Sehingga dengan celah ini pihak obyek berita memberikan suatu solusi kepada wartawan. Dengan cara mereka memberikan materi biasanya berupa amplop atau yang bisa kita sebut amplop siluman  dengan mengisikan materi, konsekuensinnya wartawan harus bersedia mengurangi nilai keaktualan dan kefaktualan berita yang akan ditulis yang sebenarnya bisa merugikan obyek berita sendiri.

 Jadi ada huibungan timbal balik atau biasa kita namakan simbiosis mutualisme. Dimana dari kedua belah pihak sama-sama diuntungkan, dari pihak obyek berita, keuntungan bisa berupa berita yang semulanya akan diberitakan kepada media yang notabenenya bisa menjatuhkan atau merugikan pihak obyek berita dapat digagalkan atau tidak akan dimuat dalam media karena sudah melakukan “perdamaian” dengan wartawan itu sendiri, sementara pihak wartawan juga diuntungkan dengan imbalan yang biasanya berupa “amplop siluman” dari pihak berita sebagai konsekuensi atas upaya jaga rahasia dari obyek berita.

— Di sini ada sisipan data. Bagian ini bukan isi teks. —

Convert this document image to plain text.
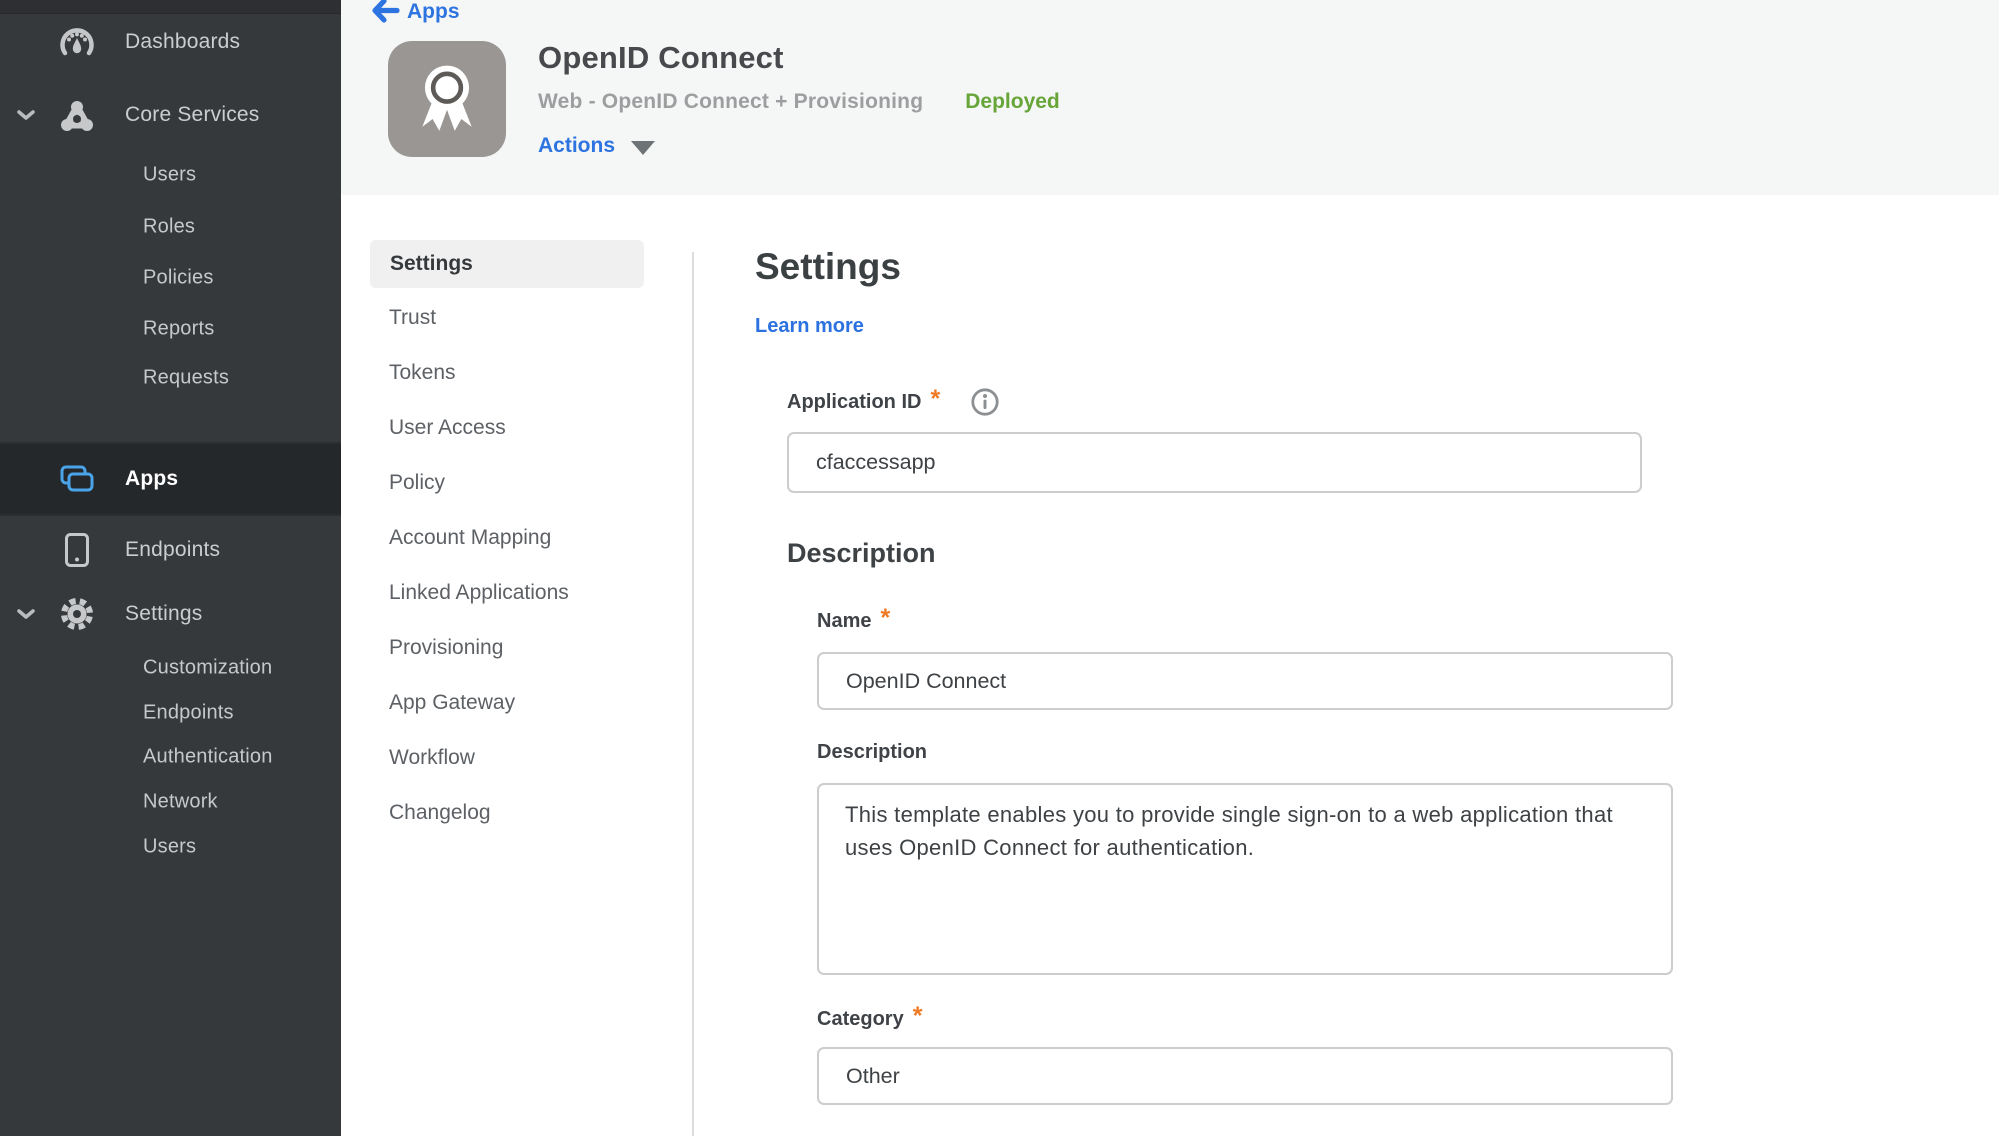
Dashboards
Core Services
Users
Roles
Policies
Reports
Requests
Apps
Endpoints
Settings
Customization
Endpoints
Authentication
Network
Users
Apps
OpenID Connect
Web - OpenID Connect + Provisioning Deployed
Actions
Settings
Trust
Tokens
User Access
Policy
Account Mapping
Linked Applications
Provisioning
App Gateway
Workflow
Changelog
Settings
Learn more
Application ID *
cfaccessapp
Description
Name *
OpenID Connect
Description
This template enables you to provide single sign-on to a web application that uses OpenID Connect for authentication.
Category *
Other
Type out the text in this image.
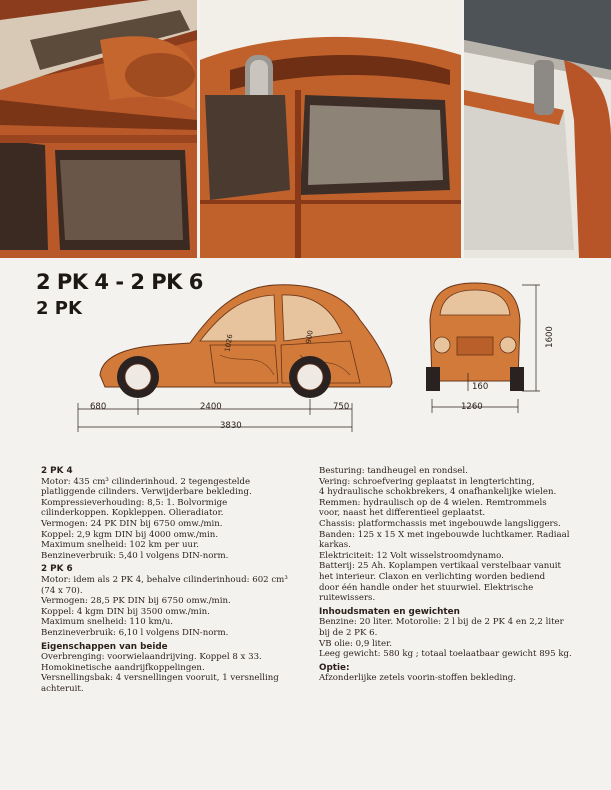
2 PK 4 - 2 PK 6
2 PK
680	2400	750
3830
1260
1600
160
1026	900

2 PK 4

Motor: 435 cm³ cilinderinhoud. 2 tegengestelde

platliggende cilinders. Verwijderbare bekleding.

Kompressieverhouding: 8,5: 1. Bolvormige

cilinderkoppen. Kopkleppen. Olieradiator.

Vermogen: 24 PK DIN bij 6750 omw./min.

Koppel: 2,9 kgm DIN bij 4000 omw./min.

Maximum snelheid: 102 km per uur.

Benzineverbruik: 5,40 l volgens DIN-norm.

2 PK 6

Motor: idem als 2 PK 4, behalve cilinderinhoud: 602 cm³

(74 x 70).

Vermogen: 28,5 PK DIN bij 6750 omw./min.

Koppel: 4 kgm DIN bij 3500 omw./min.

Maximum snelheid: 110 km/u.

Benzineverbruik: 6,10 l volgens DIN-norm.

Eigenschappen van beide

Overbrenging: voorwielaandrijving. Koppel 8 x 33.

Homokinetische aandrijfkoppelingen.

Versnellingsbak: 4 versnellingen vooruit, 1 versnelling

achteruit.

Besturing: tandheugel en rondsel.

Vering: schroefvering geplaatst in lengterichting,

4 hydraulische schokbrekers, 4 onafhankelijke wielen.

Remmen: hydraulisch op de 4 wielen. Remtrommels

voor, naast het differentieel geplaatst.

Chassis: platformchassis met ingebouwde langsliggers.

Banden: 125 x 15 X met ingebouwde luchtkamer. Radiaal

karkas.

Elektriciteit: 12 Volt wisselstroomdynamo.

Batterij: 25 Ah. Koplampen vertikaal verstelbaar vanuit

het interieur. Claxon en verlichting worden bediend

door één handle onder het stuurwiel. Elektrische

ruitewissers.

Inhoudsmaten en gewichten

Benzine: 20 liter. Motorolie: 2 l bij de 2 PK 4 en 2,2 liter

bij de 2 PK 6.

VB olie: 0,9 liter.

Leeg gewicht: 580 kg ; totaal toelaatbaar gewicht 895 kg.

Optie:

Afzonderlijke zetels voorin-stoffen bekleding.
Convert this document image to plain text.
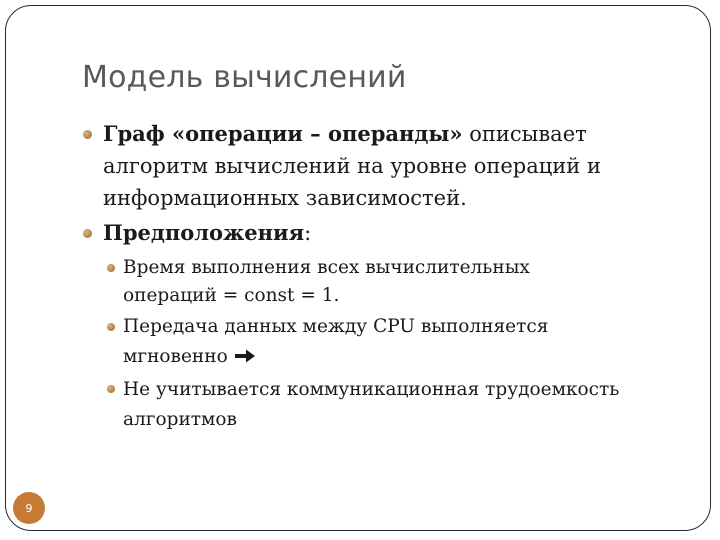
Модель вычислений
Граф «операции – операнды» описывает
алгоритм вычислений на уровне операций и
информационных зависимостей.
Предположения:
Время выполнения всех вычислительных
операций = const = 1.
Передача данных между CPU выполняется
мгновенно
Не учитывается коммуникационная трудоемкость
алгоритмов
9
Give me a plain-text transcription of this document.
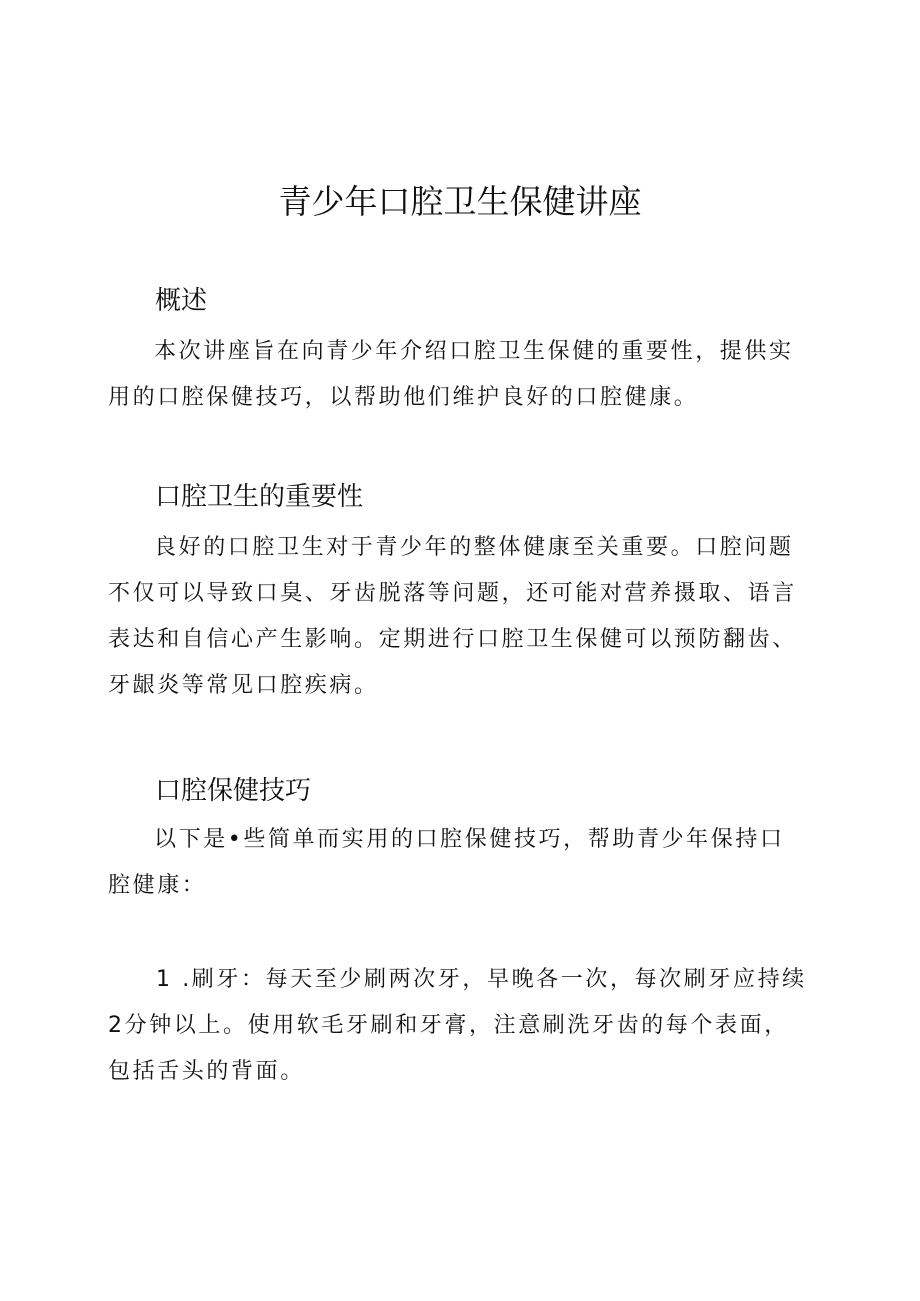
青少年口腔卫生保健讲座
概述

本次讲座旨在向青少年介绍口腔卫生保健的重要性，提供实用的口腔保健技巧，以帮助他们维护良好的口腔健康。

口腔卫生的重要性

良好的口腔卫生对于青少年的整体健康至关重要。口腔问题不仅可以导致口臭、牙齿脱落等问题，还可能对营养摄取、语言表达和自信心产生影响。定期进行口腔卫生保健可以预防翻齿、牙龈炎等常见口腔疾病。

口腔保健技巧

以下是•些简单而实用的口腔保健技巧，帮助青少年保持口腔健康：

1 .刷牙：每天至少刷两次牙，早晚各一次，每次刷牙应持续2分钟以上。使用软毛牙刷和牙膏，注意刷洗牙齿的每个表面，包括舌头的背面。
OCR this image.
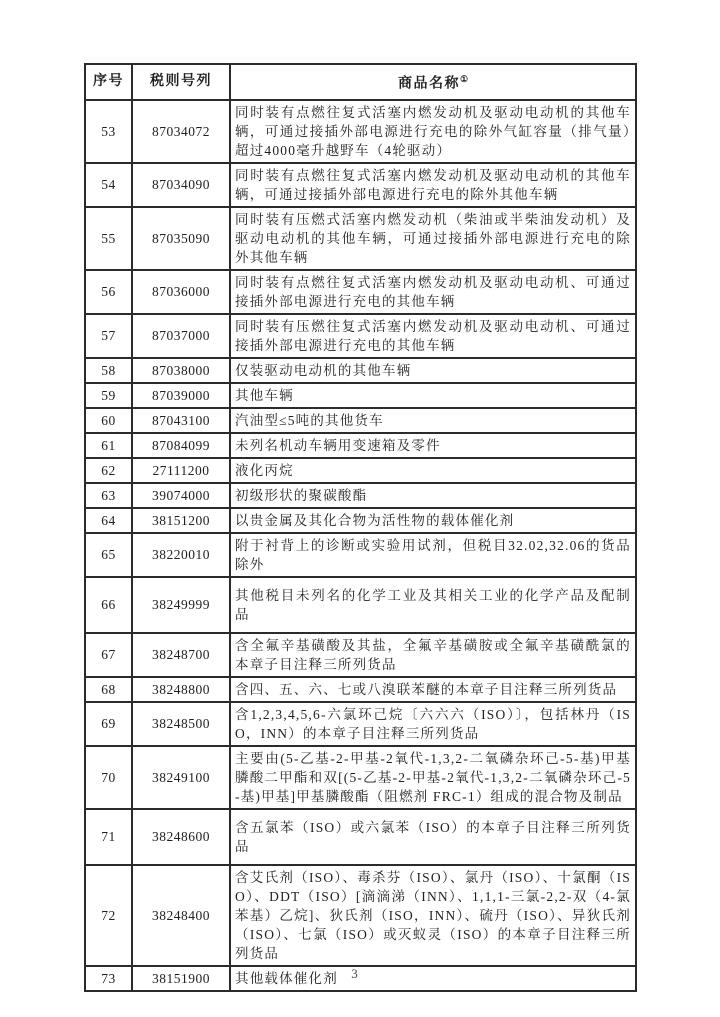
序号	税则号列	商品名称①
53	87034072	同时装有点燃往复式活塞内燃发动机及驱动电动机的其他车辆，可通过接插外部电源进行充电的除外气缸容量（排气量）超过4000毫升越野车（4轮驱动）
54	87034090	同时装有点燃往复式活塞内燃发动机及驱动电动机的其他车辆，可通过接插外部电源进行充电的除外其他车辆
55	87035090	同时装有压燃式活塞内燃发动机（柴油或半柴油发动机）及驱动电动机的其他车辆，可通过接插外部电源进行充电的除外其他车辆
56	87036000	同时装有点燃往复式活塞内燃发动机及驱动电动机、可通过接插外部电源进行充电的其他车辆
57	87037000	同时装有压燃往复式活塞内燃发动机及驱动电动机、可通过接插外部电源进行充电的其他车辆
58	87038000	仅装驱动电动机的其他车辆
59	87039000	其他车辆
60	87043100	汽油型≤5吨的其他货车
61	87084099	未列名机动车辆用变速箱及零件
62	27111200	液化丙烷
63	39074000	初级形状的聚碳酸酯
64	38151200	以贵金属及其化合物为活性物的载体催化剂
65	38220010	附于衬背上的诊断或实验用试剂，但税目32.02,32.06的货品除外
66	38249999	其他税目未列名的化学工业及其相关工业的化学产品及配制品
67	38248700	含全氟辛基磺酸及其盐，全氟辛基磺胺或全氟辛基磺酰氯的本章子目注释三所列货品
68	38248800	含四、五、六、七或八溴联苯醚的本章子目注释三所列货品
69	38248500	含1,2,3,4,5,6-六氯环己烷〔六六六（ISO）〕，包括林丹（ISO，INN）的本章子目注释三所列货品
70	38249100	主要由(5-乙基-2-甲基-2氧代-1,3,2-二氧磷杂环己-5-基)甲基膦酸二甲酯和双[(5-乙基-2-甲基-2氧代-1,3,2-二氧磷杂环己-5-基)甲基]甲基膦酸酯（阻燃剂 FRC-1）组成的混合物及制品
71	38248600	含五氯苯（ISO）或六氯苯（ISO）的本章子目注释三所列货品
72	38248400	含艾氏剂（ISO）、毒杀芬（ISO）、氯丹（ISO）、十氯酮（ISO）、DDT（ISO）[滴滴涕（INN）、1,1,1-三氯-2,2-双（4-氯苯基）乙烷]、狄氏剂（ISO，INN）、硫丹（ISO）、异狄氏剂（ISO）、七氯（ISO）或灭蚁灵（ISO）的本章子目注释三所列货品
73	38151900	其他载体催化剂	3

Masalah amplop ini memang sangat tidak transparan. Banyak kalangan yang seganuntuk membicarakannya secara terbuka, namun pada kenyataannya tidak sulit kita temukan penyimpngan seperti ini. Sehinngga sangat tidak tepat jika pernyataan Napoleon Bonaparte tentang ketakutannya menghadapi sepuluh wartawan daripada seratus tentara bila melihat kondisi di Indonesia karena dengan menghadappi seratus wartawan kita hanya butuh seratus amplop sebagai senjata untuk menghadapi seratus wartawan. 


 Analisis

 

Melanggar Kode Etik Jurnalistik

“Penerimaan imbalan atau sesuatu janji untuk menyiarkan atau tidak menyiarkan suatu berita, gambar atau tulisan yang dapat menguntungkan atau merugikan seseorang, golongan atau suatu pihak, dilarang sama sekali”[3]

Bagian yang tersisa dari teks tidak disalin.